Dungeon Generator
Procedural Level Generation Tool
An AI-driven tool for procedurally generating dungeon layouts with advanced algorithms
About The Project
The Dungeon Generator is an AI-powered procedural content generation tool that creates unique dungeon layouts for video games. Built from scratch in C++ using ESAT's graphics library, this tool implements multiple advanced algorithms to generate varied, balanced, and visually consistent dungeon environments.
The tool employs a multi-stage generation process: first using Binary Space Partitioning (BSP) to subdivide the space into rooms, then applying Kruskal's algorithm to create a Minimal Spanning Tree that connects all rooms with corridors, and finally utilizing Wave Function Collapse for procedural texturing that follows consistent rules. The entire process is highly customizable through an ImGui interface that allows for real-time parameter adjustment.
This project demonstrates the power of combining established algorithmic approaches with modern procedural generation techniques to create a versatile tool that could be integrated into a game development pipeline to rapidly create varied level layouts.
Features
- BSP (Binary Space Partitioning) for dynamic room layout generation
- Kruskal's algorithm implementation for creating minimum spanning trees that connect all rooms
- Wave Function Collapse algorithm for coherent procedural texturing of rooms and corridors
- ImGui interface for real-time parameter adjustments and visualization controls
- Customizable generation parameters including room size, corridor width, and complexity
- Visualization modes showing different stages of the generation process
Project Information
- Category: AI/Procedural Generation
- Project Date: 2024
- Showcase: YouTube
- Language: C++
- Graphics: ESAT Library
Technical Highlights
Binary Space Partitioning (BSP)
Implemented a recursive BSP algorithm that intelligently subdivides the dungeon space into rooms of varying sizes.
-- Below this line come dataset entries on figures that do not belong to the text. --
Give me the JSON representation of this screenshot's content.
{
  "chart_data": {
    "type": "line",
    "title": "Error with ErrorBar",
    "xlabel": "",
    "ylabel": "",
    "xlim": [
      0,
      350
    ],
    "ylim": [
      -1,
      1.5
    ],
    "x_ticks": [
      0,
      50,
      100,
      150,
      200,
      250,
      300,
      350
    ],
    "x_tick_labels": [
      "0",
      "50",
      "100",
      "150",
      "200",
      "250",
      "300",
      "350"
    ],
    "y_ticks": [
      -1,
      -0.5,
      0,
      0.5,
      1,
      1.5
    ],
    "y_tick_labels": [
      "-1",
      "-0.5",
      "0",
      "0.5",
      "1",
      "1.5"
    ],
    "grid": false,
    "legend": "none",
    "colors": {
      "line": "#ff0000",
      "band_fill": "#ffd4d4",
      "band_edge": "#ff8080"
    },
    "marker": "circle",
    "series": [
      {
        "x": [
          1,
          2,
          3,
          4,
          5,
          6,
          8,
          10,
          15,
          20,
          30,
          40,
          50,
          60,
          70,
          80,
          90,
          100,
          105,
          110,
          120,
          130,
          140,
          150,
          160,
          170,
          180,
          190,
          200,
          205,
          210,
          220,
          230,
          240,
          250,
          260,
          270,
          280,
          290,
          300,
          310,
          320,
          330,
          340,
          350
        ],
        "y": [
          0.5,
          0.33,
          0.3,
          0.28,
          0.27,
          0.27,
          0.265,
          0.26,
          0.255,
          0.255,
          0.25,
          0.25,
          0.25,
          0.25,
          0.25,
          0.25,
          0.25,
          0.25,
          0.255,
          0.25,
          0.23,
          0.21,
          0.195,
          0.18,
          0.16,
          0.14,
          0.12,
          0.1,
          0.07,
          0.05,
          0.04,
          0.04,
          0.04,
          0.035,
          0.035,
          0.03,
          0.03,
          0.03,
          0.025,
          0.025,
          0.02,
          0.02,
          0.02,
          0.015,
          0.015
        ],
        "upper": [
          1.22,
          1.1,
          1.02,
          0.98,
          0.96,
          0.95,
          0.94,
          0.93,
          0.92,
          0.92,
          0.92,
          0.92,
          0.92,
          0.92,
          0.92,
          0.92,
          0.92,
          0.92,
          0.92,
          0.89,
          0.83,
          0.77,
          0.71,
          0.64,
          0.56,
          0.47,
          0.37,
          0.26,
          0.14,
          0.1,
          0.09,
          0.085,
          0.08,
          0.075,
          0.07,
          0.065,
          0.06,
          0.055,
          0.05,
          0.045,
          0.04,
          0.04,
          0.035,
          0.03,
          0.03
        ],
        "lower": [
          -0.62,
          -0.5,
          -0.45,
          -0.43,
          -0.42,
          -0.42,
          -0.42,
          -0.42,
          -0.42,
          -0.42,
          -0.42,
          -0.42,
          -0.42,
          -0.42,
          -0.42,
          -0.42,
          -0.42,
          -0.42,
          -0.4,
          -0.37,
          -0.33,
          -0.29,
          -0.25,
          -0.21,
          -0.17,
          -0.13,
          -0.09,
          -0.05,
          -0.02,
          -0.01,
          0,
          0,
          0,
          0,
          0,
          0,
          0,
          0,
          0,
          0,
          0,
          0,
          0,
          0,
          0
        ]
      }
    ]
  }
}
The implementation includes customizable parameters for controlling minimum room size, partition variance, and subdivision depth to ensure diverse yet playable room layouts.
Kruskal's Algorithm for MST
Applied Kruskal's algorithm to generate a Minimal Spanning Tree that connects all dungeon rooms with optimal pathway efficiency. The implementation includes disjoint-set data structures for efficient room connectivity checks and prioritizes connections based on distance measures to create natural-feeling dungeon flow.
Wave Function Collapse
Developed a constraint-based Wave Function Collapse implementation for procedural texturing that follows coherent visual rules. This system observes adjacency constraints between different texture types, resulting in natural-looking environments where wall textures properly connect to floor textures and special features appear in appropriate locations.
Interactive Parameter Control
Created an intuitive ImGui interface that exposes all generation parameters for real-time adjustment. This allows users to fine-tune the dungeon generation process while immediately seeing the results, making it easy to discover interesting parameter combinations and design dungeon layouts with specific characteristics.
Technologies Used
Applications & Future Work
This procedural dungeon generator has numerous applications in game development, from quickly prototyping level designs to generating endless content for roguelike games. The tool could be extended in several ways:
- Integration with game engines like Unity or Unreal Engine as a plugin
- Addition of more advanced constraint systems for themed dungeons (castles, caves, temples)
- Implementation of difficulty mapping to create progressively challenging dungeon layouts
- Expansion to include procedural object and enemy placement based on room types and connections
- Development of 3D dungeon generation capabilities using similar algorithmic approaches
The algorithmic foundations implemented in this project provide a solid basis for more complex procedural content generation systems that could significantly reduce level design time while maintaining high-quality, coherent environments.